Politics and Music Come Together During The 60th Grammy Awards

The Grammy Awards took place Sunday, January 28 at Madison Square Garden in New York City. The Grammys’ main performances included Kendrick Lamar, Bruno Mars, and Kesha, along with important speeches regarding recent women’s rights, immigration, and suicide prevention.

The 60th Annual Grammy Awards, held on Sunday Night at Madison Square Garden in New York City, were full of performances and politics.

During the first performance featuring Kendrick Lamar, comedian Dave Chappelle kept cutting in the performance for comedy purposes that included a message on race. Kendrick Lamar was the night’s second biggest winner stepping away with five Grammy awards total.

“My favorite part about The Grammys were all the live performances such as Kesha, Bruno Mars, Cardi B, etc. It’s really cool to see everything they do and how to entertain the audience,” said freshman Sarah Fatzinger

James Corden, who hosted the Grammys for his second year, also weighed in on political issues through a comedic sketch including him, Hillary Clinton, and other celebrititites reading from “Fire and Fury.”  

Bruno Mars, who took home seven awards including record of the year, and Cardi B then performed their new song “Finesse Remix.” After the performance, Trevor Noah, host of the Daily Show, said, “I love that song. It takes me back, way back, to when Trump wasn’t president.”

“I loved seeing Bruno Mars take the win [for almost] every award because he has worked so hard especially this year.
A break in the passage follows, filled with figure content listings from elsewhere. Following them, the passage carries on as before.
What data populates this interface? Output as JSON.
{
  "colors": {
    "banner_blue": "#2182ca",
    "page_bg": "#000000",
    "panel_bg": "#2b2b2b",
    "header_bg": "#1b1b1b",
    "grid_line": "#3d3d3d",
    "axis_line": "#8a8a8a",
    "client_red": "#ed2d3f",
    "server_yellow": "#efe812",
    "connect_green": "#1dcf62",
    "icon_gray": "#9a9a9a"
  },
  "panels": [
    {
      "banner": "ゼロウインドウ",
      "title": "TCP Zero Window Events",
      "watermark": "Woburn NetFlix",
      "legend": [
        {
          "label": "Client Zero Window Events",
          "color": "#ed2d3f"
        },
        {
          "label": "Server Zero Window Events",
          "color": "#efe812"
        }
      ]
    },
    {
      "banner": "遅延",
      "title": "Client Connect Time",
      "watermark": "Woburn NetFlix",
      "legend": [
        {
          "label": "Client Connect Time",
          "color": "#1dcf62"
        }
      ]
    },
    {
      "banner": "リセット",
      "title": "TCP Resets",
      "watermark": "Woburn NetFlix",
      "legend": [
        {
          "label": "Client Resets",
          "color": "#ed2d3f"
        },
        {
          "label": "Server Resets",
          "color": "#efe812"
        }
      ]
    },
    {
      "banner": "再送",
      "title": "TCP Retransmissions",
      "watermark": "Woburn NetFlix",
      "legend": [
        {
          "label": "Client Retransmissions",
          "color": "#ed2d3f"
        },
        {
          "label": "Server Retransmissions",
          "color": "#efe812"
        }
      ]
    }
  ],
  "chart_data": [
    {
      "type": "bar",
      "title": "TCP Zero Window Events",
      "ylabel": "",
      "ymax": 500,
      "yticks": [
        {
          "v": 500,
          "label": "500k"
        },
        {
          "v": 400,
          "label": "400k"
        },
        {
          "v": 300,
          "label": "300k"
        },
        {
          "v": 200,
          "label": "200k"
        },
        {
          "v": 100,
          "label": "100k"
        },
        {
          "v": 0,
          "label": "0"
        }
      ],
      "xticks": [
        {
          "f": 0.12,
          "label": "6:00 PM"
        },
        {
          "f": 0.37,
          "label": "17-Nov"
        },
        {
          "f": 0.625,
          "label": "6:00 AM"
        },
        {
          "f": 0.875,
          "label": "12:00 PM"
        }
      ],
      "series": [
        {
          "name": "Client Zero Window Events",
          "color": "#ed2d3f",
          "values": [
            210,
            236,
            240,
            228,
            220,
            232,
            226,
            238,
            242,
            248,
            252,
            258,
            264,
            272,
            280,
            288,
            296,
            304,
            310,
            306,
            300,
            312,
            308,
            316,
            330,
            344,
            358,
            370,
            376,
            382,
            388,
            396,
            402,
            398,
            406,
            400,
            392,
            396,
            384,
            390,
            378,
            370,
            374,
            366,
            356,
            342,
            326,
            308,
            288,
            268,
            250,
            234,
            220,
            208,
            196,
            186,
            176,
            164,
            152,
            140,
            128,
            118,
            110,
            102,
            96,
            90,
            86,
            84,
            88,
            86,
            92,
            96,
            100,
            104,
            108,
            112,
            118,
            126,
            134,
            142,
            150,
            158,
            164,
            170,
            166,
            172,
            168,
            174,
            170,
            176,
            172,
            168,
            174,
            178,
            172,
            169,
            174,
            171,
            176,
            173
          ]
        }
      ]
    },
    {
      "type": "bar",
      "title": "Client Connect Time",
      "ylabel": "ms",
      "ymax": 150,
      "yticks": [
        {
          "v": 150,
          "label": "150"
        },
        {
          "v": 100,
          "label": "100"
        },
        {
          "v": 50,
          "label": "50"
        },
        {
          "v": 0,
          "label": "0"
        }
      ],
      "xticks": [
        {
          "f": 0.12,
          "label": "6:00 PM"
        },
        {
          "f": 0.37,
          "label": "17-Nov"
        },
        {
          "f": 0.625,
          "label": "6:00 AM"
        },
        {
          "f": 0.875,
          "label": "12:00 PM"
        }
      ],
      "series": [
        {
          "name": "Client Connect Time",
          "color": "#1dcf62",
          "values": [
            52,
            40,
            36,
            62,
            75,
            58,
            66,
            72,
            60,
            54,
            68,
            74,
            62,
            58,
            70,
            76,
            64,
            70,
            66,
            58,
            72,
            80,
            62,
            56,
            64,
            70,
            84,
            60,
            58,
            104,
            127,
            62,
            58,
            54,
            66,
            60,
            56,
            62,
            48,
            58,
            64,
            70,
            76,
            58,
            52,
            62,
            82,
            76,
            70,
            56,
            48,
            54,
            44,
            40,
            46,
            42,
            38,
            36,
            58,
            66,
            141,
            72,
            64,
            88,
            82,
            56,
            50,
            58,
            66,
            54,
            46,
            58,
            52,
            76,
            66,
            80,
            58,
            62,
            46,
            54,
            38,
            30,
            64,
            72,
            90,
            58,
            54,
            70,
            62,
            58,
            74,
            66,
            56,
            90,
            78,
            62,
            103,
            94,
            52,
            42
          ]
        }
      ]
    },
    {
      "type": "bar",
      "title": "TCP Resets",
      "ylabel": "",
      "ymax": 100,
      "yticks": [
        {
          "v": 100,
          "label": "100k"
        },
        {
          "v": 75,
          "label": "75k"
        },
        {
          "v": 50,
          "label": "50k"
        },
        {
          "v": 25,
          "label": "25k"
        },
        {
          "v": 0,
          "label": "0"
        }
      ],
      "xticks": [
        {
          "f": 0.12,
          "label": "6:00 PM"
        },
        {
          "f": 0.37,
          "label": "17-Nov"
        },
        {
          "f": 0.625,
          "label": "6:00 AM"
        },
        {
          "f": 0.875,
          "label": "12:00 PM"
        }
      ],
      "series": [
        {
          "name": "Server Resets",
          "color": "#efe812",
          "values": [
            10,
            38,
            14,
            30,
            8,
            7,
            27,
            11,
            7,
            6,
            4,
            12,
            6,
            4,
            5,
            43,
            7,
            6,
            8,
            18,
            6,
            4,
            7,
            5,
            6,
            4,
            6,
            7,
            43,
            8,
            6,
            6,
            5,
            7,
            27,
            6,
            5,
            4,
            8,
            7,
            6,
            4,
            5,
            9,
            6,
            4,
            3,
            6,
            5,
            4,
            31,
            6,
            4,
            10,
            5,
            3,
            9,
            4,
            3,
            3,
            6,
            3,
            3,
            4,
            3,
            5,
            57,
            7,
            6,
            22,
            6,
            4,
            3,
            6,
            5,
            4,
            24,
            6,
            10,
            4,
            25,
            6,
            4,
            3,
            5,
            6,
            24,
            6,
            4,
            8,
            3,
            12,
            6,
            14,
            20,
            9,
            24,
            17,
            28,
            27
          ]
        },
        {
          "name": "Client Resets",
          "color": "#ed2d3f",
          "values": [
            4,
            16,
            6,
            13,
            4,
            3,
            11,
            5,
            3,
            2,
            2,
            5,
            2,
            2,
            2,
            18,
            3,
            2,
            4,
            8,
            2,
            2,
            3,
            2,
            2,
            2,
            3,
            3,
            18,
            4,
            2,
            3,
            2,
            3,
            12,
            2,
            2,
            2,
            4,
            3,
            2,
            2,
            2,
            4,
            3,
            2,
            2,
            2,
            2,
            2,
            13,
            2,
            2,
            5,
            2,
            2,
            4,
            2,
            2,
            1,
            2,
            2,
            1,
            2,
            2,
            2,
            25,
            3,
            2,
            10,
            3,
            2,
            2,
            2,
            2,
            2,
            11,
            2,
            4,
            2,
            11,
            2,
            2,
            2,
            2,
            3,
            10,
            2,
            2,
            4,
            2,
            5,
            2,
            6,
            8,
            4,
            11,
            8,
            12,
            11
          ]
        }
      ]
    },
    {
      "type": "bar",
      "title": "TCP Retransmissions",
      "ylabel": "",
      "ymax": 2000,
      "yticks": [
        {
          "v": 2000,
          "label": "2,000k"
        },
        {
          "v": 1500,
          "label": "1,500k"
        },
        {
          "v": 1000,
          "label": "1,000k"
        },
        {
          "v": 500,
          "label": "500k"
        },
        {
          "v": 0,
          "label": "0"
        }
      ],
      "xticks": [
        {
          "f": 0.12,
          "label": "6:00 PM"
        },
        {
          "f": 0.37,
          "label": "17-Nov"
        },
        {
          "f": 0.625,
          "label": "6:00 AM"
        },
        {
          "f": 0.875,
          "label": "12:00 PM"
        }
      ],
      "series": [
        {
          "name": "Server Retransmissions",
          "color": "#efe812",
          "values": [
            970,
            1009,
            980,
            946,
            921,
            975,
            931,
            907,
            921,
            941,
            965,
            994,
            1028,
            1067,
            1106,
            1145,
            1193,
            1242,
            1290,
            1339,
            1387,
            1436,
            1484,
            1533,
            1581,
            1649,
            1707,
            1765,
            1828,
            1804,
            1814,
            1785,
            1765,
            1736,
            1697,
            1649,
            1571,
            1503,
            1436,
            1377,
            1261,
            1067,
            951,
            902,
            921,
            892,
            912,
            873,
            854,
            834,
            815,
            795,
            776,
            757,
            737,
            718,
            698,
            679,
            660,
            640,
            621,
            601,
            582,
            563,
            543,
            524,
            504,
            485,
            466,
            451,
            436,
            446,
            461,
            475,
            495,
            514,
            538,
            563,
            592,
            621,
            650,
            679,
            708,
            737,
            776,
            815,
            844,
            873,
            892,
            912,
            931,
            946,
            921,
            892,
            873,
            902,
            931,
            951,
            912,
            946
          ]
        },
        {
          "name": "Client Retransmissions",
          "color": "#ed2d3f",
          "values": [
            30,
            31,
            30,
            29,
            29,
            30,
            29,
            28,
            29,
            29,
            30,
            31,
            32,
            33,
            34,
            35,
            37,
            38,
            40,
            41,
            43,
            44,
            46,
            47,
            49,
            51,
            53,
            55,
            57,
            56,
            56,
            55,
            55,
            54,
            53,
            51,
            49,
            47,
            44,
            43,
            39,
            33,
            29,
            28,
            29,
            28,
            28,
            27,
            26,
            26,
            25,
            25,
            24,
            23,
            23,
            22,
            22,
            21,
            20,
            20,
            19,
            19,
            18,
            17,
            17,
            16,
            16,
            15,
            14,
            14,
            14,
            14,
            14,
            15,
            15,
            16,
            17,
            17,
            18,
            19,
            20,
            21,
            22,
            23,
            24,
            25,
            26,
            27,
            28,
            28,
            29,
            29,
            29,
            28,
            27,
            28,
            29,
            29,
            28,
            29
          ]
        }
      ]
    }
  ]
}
He deserves every award possible and I think that in order to achieve something you have to work your way up to a higher level of success just like Bruno Mars did and other nominees,” said freshman Katie Klein.

Then Camila Cabello came on stage to announce U2’s performance and said, “I’m a proud Cuban-Mexican immigrant, born in eastern Havana, standing in front of you on the Grammy stage in New York City, and all I know is, just like dreams, these kids can’t be forgotten and are worth fighting for.”

U2’s performance was a memorable performance singing underneath the Statue Of Liberty, trying to get a message across about immigrants.

Janelle Monae introduced Kesha by calling women to join together and support the #METoo movement. Kesha then performed “Praying” which is about her struggle with being sexually abused by her music producer Dr. Luke.

“The biggest message of the show to me was women’s rights because women matter and all the things that are happening in society today need to change,” said freshman Marie Garlich.

Ed Sheeran, who was up against Kelly Clarkson, Kesha, Lady Gaga and Pink, won for best Pop Solo Performance for the song “Shape of You.” Lots of fans were mad that none of the women artists won.

“I know a lot of people thought that they [the Grammys] really didn’t support women because Ed Sheeran won best pop solo performance. I think all the nominees were good, so I’m not mad Ed Sheeran won,” said freshman Sarah Fatzinger

Logic, Alessia Cara, and Khalid performed “1-800-273-8255” to close out the night. The performance featured a group of people on stage wearing shirts that said “you are not alone” to support those struggling with suicidal thoughts and emotional distress. Logic gave a powerful speech after the performance about how people are beautiful and need to be themselves.